Colored Interacting Particle Systems on the Ring: Stationary Measures from Yang--Baxter Equation


Amol Aggarwal, Matthew Nicoletti, Leonid Petrov
arXiv:2309.11865 [math.PR]



Recently, there has been much progress in understanding stationary measures for colored (also called multi-species or multi-type) interacting particle systems, motivated by asymptotic phenomena and rich underlying algebraic and combinatorial structures (such as nonsymmetric Macdonald polynomials).

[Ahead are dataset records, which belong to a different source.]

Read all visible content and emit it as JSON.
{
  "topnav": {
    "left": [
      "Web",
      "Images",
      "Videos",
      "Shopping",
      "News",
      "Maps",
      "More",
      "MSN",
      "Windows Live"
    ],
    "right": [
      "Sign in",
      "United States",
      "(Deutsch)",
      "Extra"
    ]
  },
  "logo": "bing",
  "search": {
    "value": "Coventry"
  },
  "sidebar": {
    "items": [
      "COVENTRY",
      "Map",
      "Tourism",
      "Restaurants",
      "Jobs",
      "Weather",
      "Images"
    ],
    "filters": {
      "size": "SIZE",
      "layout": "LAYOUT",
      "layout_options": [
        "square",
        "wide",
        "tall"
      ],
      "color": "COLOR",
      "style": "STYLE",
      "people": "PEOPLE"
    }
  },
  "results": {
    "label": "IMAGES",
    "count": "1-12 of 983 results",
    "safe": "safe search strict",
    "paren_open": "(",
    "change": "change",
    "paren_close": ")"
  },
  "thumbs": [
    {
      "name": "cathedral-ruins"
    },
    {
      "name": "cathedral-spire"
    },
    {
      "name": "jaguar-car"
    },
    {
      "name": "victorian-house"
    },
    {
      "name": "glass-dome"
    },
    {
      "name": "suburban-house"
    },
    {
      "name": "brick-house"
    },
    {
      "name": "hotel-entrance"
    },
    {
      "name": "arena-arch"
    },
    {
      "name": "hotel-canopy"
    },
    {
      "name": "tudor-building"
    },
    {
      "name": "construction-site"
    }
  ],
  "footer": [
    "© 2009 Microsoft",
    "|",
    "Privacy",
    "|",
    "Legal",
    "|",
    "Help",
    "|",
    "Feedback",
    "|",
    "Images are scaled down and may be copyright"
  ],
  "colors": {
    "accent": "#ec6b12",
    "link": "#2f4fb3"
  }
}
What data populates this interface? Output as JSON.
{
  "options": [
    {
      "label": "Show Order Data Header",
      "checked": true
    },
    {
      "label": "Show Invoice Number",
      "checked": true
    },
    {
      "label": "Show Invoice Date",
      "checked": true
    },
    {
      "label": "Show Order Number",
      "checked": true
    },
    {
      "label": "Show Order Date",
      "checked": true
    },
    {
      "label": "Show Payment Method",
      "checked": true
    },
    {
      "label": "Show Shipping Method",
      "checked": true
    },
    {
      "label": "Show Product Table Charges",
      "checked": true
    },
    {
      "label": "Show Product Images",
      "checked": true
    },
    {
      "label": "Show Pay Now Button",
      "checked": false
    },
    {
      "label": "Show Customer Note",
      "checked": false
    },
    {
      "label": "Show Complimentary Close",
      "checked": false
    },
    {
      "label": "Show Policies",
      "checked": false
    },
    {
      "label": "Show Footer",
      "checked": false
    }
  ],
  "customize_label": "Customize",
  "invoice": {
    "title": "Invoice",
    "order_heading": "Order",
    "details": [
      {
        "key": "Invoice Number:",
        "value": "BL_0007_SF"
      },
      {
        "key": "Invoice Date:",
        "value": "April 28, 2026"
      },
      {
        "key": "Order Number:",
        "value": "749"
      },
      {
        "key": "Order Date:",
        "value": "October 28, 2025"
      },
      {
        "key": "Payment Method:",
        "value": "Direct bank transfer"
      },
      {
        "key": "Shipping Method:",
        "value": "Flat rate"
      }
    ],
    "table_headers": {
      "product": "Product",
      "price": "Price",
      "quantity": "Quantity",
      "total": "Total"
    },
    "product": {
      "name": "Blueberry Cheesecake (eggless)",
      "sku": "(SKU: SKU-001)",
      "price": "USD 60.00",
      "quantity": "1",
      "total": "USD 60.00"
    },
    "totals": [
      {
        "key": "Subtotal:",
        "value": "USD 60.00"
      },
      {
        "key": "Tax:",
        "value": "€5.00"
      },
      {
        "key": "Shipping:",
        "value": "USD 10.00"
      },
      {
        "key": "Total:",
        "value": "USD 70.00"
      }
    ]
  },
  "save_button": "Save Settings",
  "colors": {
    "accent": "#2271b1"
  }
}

In this paper, we present a unified approach to constructing stationary measures for most of the known colored particle systems on the ring and the line, including (1) the Asymmetric Simple Exclusion Process (multispecies ASEP, or mASEP); (2) the q-deformed Totally Asymmetric Zero Range Process (TAZRP) also known as the q-Boson particle system; (3) the q-deformed Pushing Totally Asymmetric Simple Exclusion Process (q-PushTASEP). Our method is based on integrable stochastic vertex models and the Yang-Baxter equation. We express the stationary measures as partition functions of new “queue vertex models” on the cylinder. The stationarity property is a direct consequence of the Yang-Baxter equation.

For the mASEP on the ring, a particular case of our vertex model is equivalent to the multiline queues of Martin. For the colored q-Boson process and the q-PushTASEP on the ring, we recover and generalize known stationary measures constructed using multiline queues or other methods by Ayyer-Mandelshtam-Martin (1, 2, and Bukh-Cox. Our proofs of stationarity use the Yang-Baxter equation and bypass the Matrix Product Ansatz (used for the mASEP by Prolhac-Evans-Mallick).

On the line and in a quadrant, we use the Yang-Baxter equation to establish a general colored Burke’s theorem, which implies that suitable specializations of our queue vertex models produce stationary measures for particle systems on the line. We also compute the colored particle currents in stationarity.